Human Rights Workshop: Richard Ashby Wilson on International Criminal Tribunals

Richard Ashby Wilson

At the Human Rights Workshop on October 31, 2019, Richard Ashby Wilson explained his findings that international criminal tribunals are ill-equipped to cope with speech crimes such as propaganda. The key explanation he cited for this dynamic was the difficulty of proving that specific propaganda or speech has incited violence given the indirect ways in which speech influences people’s ideas and actions.

In his presentation, Wilson, the Gladstein Distinguished Chair of Human Rights and Professor of Law and Anthropology at the University of Connecticut, shared these and other insights from his research on the International Criminal Tribunal for the former Yugoslavia (ICTY), the International Criminal Tribunal for Rwanda (ICTR), and the International Criminal Court (ICC). The Schell Center for Human Rights hosted the Workshop, titled “International Legal Ethnography and New Legal Realism.”

Through his studies, Wilson said, he has sought “to reveal what international criminal courts are really like as cultural institutions.” Among his areas of focus was the way in which international tribunals’ efficacy changes across different types of crimes. For example, Wilson looked at the disparity between the conviction rate for war crimes and the conviction rate for propaganda — the rate for war crimes, Wilson said, was 95% at the ICTY and ICTR while the conviction rate for propaganda was 50%.

“Propaganda trials create decisions that don’t really engender a great deal of confidence,” Wilson explained. He offered three reasons why propaganda trials tend to “lead to acquittal or are not well reasoned.” First, judges are seeking a “clear causal nexus” between the speech and the crime; but, Wilson said, “war propaganda doesn’t work like that.” Instead, Wilson argued that propaganda “has indirect effects, creates tolerance for violence, and decreases empathy towards other groups,” none of which can be easily proven nor quantified. Further, experts on propaganda and speech are “more often dismissed from trials than forensics or ballistics experts.”

Third, Wilson explained that some judges are accustomed to condemning hate speech in their respective countries, while some are not, which further hinders the effort to convict propaganda in a tribunal. Some judges are not confident saying that “the conduct is the crime,” Wilson said. Instead, he explained, rather than seeing hate speech itself as sufficient for a conviction, they look for a “probable causal link” between, for instance, propaganda and genocide, whereas there may not be one.

The conflicting legal traditions, Wilson suggested, are exacerbated by an opaque decision-making process. “International justice institutions are characterized by what Judith Clark calls ‘legalism,’” Wilson explained, “and the process of producing doctrine is occluded.” As a result, it is difficult for outside observers to understand how a legal decision was reached and how it could affect decisions in the future.

To investigate the reasons for these limitations, Wilson observed tribunals in action and interviewed judges.

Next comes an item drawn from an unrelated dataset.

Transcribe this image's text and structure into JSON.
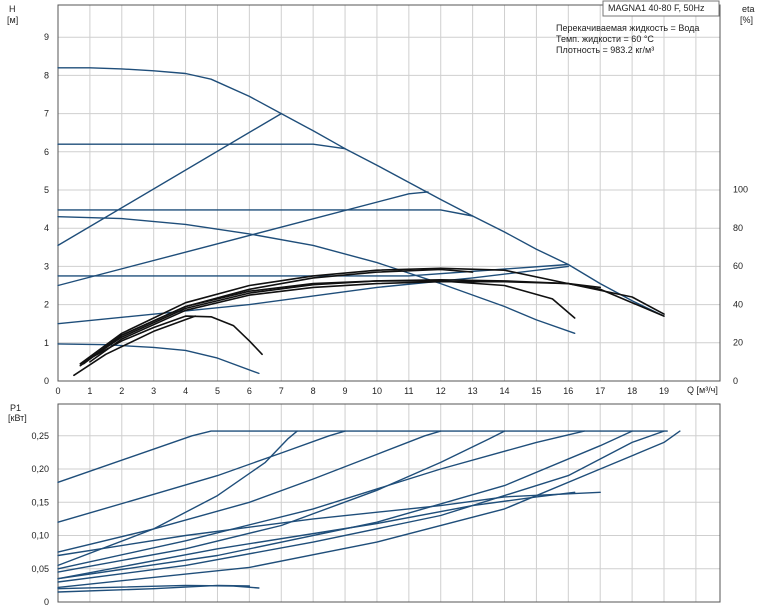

In these qualitative interviews, Wilson invited them to expand on their decisions, but they rarely did. He also led focus groups with members of the prosecution or defense counsel and surveyed former ICTY staff to gauge their beliefs about topics such as the relevance of historical evidence in international criminal justice cases. In one such survey, Wilson asked, “Is historical evidence relevant for proving mens rea in genocide cases?” While 45% of respondents said it was “highly relevant,” the majority of respondents were split. Defense lawyers, a subgroup of respondents who Wilson said “always” dismiss historical evidence as mere “background” when making arguments in court, responded in the survey that historical evidence “could be relevant.”

Wilson explained the divergent responses by positing that differences in opinion were primarily based on how long respondents had worked in these institutions. He found that after two years of working in these institutions, culturally diverse individuals “get socialized into the conventions of the institutions” and “adapt mentally to [the institutions’] way of thinking.”

Following Wilson’s discussion, Robert W. Winner Professor of Law and the Humanities and Schell Center Director Paul W. Khan conducted a Q&A with Wilson. Wilson emphasized that “what law schools teach 1Ls is not the whole story;” instead, he hopes his work can provide a more comprehensive picture of the challenges facing international criminal law.